Yeah g-suite is a dam bargain especially since it also gets you conferencing, SSO and is one of the few SaaS you'd truly want to buy and retain.


Most importantly it gets you SSO on basic plans for any SaaS. Big companies using Okta or something have to pay for all those Enterprise plans just for that.


> Most importantly it gets you SSO on basic plans for any SaaS.

Is that because most SaaS offers "sign in with google"? Or is there something else involved?


Yep, saves a lot of annoyance having to keep track of a bunch of logins across SaaSs especially when you need to revoke access when someone leaves, so instead of having to go to all the various services individually to deactivate the accounts, you can just deactivate their Google account or revoke its access to those services.

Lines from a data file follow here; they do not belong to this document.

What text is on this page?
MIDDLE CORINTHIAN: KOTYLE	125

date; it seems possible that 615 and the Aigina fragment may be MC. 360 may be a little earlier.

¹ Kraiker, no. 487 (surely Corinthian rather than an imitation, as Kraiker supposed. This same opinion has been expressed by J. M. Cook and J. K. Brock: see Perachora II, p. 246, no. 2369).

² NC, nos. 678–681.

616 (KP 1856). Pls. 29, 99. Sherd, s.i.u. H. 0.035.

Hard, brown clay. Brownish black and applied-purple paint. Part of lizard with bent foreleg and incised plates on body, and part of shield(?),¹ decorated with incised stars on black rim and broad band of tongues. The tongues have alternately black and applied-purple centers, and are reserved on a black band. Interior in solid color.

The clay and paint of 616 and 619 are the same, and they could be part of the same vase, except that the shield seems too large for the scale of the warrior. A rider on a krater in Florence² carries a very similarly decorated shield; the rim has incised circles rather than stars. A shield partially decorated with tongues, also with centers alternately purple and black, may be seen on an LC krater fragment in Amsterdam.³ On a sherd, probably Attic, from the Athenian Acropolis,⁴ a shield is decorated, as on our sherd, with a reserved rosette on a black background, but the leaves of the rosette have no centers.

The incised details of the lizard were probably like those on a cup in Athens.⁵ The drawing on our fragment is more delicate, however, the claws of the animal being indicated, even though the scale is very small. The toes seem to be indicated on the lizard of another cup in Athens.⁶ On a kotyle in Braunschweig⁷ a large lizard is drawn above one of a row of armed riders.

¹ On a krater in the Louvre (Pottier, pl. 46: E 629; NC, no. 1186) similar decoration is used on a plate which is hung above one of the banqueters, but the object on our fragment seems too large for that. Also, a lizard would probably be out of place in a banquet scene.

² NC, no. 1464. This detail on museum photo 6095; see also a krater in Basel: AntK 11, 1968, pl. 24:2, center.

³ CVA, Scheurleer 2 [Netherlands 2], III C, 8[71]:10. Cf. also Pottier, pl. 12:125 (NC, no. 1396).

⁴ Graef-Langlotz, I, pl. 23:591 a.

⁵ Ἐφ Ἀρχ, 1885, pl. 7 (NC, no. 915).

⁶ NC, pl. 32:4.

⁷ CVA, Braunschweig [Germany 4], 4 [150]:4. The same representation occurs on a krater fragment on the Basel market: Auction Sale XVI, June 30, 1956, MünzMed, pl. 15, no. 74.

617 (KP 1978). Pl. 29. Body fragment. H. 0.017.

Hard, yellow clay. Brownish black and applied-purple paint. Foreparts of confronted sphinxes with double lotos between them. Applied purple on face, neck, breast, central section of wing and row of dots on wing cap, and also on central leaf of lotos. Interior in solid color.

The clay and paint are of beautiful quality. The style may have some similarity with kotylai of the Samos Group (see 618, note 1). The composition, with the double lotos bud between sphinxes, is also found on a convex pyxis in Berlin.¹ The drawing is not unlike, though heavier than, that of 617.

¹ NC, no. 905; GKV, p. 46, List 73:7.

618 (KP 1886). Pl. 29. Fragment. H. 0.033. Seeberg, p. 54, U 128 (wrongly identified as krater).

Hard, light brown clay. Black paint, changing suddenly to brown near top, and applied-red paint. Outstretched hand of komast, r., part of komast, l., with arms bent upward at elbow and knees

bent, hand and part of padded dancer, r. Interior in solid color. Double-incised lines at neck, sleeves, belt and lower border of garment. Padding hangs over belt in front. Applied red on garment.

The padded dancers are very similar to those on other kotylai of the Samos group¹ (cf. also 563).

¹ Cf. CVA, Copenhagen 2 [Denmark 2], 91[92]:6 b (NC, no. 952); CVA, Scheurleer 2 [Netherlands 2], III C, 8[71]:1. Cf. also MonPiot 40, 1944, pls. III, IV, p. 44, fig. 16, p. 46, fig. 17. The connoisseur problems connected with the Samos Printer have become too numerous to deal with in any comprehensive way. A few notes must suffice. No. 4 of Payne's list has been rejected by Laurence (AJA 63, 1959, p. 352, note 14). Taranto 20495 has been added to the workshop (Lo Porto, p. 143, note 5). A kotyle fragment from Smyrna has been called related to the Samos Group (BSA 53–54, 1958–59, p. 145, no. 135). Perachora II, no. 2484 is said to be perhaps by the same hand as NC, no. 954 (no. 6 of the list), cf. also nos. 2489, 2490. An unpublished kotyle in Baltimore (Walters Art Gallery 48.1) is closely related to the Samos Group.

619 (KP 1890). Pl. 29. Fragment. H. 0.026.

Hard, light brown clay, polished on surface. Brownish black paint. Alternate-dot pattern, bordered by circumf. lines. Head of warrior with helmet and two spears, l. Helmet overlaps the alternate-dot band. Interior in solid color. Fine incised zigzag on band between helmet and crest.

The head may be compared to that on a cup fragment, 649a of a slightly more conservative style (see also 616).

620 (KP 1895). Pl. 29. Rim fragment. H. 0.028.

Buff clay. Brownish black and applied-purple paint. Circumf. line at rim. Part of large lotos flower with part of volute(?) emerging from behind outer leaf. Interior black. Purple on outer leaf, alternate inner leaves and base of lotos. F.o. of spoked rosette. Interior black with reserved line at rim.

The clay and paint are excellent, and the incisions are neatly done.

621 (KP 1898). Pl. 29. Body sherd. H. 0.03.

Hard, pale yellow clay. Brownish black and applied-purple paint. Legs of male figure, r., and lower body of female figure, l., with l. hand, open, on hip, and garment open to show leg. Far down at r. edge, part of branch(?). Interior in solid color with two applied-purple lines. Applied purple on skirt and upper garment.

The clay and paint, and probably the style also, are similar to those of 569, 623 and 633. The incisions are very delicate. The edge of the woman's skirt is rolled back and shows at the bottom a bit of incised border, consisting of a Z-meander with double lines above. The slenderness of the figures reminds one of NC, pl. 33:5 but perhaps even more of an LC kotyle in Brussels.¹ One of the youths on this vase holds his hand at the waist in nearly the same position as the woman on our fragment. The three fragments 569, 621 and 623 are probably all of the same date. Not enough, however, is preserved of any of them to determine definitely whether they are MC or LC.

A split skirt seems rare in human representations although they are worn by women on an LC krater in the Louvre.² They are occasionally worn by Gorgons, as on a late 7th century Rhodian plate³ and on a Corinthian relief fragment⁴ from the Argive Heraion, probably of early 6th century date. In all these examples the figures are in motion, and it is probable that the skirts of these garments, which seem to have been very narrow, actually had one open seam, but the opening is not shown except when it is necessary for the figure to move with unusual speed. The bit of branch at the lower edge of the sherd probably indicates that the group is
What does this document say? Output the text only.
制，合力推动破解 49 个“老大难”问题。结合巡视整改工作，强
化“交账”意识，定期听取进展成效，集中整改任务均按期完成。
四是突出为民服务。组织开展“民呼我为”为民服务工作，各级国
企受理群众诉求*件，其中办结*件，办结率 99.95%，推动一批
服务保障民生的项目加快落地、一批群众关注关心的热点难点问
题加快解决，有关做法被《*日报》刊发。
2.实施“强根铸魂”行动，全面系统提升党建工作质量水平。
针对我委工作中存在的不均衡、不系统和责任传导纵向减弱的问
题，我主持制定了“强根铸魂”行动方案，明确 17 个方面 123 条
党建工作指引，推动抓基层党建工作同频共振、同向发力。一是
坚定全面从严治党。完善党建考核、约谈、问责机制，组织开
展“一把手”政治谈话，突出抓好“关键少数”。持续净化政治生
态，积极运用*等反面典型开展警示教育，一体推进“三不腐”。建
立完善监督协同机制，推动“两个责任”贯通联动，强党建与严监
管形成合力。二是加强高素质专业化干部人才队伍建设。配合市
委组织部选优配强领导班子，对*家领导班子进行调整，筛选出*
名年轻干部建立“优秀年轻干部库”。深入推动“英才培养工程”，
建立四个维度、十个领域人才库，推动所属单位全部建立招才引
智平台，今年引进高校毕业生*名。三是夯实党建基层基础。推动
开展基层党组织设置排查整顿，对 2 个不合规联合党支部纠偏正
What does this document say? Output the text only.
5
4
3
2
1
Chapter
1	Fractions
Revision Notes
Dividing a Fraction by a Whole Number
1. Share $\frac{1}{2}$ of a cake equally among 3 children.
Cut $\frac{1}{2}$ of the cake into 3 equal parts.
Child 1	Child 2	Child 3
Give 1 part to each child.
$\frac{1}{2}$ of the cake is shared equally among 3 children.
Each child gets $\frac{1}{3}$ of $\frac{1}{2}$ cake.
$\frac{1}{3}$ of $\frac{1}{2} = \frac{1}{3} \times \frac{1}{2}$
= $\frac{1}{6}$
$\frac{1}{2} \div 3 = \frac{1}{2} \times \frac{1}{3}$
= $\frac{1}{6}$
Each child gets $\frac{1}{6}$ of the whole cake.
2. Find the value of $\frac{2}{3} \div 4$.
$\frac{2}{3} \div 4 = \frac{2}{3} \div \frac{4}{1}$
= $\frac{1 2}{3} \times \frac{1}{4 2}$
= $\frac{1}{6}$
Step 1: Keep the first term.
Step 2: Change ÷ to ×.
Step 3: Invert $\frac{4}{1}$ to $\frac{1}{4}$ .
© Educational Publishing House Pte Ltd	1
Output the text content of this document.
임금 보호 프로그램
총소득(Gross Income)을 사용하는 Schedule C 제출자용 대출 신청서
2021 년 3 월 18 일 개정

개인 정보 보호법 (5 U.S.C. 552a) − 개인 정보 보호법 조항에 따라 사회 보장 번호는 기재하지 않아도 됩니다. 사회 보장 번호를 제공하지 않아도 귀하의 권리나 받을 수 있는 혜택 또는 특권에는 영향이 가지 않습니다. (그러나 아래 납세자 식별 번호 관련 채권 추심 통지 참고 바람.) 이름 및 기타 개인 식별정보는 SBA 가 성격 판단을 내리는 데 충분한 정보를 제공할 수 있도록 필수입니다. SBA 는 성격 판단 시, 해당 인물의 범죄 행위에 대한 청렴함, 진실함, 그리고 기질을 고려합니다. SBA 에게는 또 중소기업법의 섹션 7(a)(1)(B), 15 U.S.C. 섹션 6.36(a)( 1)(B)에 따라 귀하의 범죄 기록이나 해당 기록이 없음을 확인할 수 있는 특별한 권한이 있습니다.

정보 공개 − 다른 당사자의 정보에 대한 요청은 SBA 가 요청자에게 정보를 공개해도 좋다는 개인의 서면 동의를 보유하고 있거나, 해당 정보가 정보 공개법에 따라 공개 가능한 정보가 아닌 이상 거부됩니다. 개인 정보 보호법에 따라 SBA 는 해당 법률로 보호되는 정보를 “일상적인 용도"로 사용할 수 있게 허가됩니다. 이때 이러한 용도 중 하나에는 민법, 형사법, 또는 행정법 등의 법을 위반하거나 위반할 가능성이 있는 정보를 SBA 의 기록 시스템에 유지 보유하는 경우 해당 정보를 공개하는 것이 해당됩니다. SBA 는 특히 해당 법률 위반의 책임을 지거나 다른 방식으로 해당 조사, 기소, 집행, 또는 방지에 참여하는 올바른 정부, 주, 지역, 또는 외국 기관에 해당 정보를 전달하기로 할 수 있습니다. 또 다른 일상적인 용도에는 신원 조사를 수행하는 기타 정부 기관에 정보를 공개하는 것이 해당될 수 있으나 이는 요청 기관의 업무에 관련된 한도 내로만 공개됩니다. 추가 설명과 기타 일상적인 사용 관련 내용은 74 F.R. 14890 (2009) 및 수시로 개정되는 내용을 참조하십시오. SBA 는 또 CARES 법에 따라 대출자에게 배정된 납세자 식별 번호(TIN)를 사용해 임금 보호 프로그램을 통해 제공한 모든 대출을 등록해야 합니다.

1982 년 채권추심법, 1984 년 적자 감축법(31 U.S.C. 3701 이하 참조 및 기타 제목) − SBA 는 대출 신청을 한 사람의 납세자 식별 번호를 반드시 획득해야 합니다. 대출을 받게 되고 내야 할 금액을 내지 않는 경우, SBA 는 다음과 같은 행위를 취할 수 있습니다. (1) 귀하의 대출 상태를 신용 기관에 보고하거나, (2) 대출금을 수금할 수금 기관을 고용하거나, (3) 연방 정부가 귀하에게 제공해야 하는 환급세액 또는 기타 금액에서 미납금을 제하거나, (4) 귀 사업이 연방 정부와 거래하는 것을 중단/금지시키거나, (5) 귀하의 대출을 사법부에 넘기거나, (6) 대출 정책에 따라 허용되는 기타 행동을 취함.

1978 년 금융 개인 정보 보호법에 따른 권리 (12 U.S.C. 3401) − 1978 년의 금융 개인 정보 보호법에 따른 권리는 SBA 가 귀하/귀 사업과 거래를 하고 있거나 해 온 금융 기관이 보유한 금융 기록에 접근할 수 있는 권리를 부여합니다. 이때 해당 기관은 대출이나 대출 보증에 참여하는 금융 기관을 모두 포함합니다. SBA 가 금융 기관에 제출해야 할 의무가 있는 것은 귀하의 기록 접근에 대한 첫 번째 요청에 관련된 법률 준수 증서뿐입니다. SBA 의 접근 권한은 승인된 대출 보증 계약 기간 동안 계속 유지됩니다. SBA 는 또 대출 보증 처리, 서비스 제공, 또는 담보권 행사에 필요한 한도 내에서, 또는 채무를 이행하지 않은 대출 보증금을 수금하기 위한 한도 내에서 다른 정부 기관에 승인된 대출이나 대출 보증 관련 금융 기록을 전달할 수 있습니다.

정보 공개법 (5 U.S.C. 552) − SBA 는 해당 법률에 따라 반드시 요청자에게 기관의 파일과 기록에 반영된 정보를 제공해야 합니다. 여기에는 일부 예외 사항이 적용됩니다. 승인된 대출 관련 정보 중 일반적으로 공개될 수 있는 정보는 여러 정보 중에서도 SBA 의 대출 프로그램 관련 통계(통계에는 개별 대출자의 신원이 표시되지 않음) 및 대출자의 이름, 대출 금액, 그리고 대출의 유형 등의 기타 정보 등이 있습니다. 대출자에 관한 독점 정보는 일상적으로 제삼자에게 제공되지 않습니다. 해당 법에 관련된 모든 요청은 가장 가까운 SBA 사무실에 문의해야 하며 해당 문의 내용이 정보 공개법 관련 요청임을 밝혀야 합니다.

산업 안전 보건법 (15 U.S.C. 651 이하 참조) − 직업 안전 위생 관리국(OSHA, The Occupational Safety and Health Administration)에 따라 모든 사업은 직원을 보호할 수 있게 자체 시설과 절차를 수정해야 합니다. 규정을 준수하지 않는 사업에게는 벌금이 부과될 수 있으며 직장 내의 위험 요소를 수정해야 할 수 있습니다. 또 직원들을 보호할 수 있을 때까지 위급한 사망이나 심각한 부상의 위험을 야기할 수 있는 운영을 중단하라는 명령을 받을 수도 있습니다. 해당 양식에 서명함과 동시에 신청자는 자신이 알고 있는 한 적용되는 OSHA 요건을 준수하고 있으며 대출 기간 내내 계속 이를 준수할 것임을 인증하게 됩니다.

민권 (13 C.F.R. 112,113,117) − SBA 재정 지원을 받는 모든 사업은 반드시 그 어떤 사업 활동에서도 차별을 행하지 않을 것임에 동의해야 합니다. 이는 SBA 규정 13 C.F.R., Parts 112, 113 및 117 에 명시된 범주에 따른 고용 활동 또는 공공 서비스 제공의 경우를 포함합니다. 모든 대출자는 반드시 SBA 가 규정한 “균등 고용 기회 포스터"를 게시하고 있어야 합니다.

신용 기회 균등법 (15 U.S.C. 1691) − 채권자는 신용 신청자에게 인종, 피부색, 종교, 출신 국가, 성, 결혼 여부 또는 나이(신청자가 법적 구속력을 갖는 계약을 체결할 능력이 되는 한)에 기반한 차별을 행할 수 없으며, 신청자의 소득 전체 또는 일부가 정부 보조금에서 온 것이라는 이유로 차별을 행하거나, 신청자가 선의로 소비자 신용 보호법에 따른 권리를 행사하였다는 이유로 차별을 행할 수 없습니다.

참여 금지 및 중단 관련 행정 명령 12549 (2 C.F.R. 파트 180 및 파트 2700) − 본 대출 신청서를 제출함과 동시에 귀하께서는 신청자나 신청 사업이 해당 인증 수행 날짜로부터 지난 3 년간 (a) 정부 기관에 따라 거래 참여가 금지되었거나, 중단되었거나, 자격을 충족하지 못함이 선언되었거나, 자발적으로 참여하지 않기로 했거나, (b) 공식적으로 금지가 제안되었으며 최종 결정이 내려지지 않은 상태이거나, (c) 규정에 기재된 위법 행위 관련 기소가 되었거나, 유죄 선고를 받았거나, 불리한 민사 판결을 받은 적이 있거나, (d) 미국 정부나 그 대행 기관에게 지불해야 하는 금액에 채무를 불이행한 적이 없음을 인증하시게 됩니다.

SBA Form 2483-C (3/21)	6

Ahh, that is a nice and unexpected bonus. Does “Sign in with Google” allow provisioning of new accounts with appropriate permissions for a service/SaaS by an admin? (I’ve only used OneLogin/Okta)


I'm not sure what level of permissions is available with "sign in with google". In my experience, that is handleded within the SaaS. Here's what's happened (at least in the companies I've worked in, which tend to be a bit smaller).

1. New employee hired 2. They get a gsuite account. This gives them access to google drive, gmail, gcal, etc. (This is the provisioning I think you are referring to.) 3. They can now login to asana, zapier, <other saas tool> with their gsuite account, using "login with google" 4. Their permissions within these saas tools are managed by the admins in those tools (not from gsuite). 5. When an employee departs, you disable their gsuite account. Then they can't log in to any of the SaaS tools, since their google account is disabled.

If you want a user to have centralized RBAC or ABAC, you need to use a real IdP, not gsuite in the way I outline above.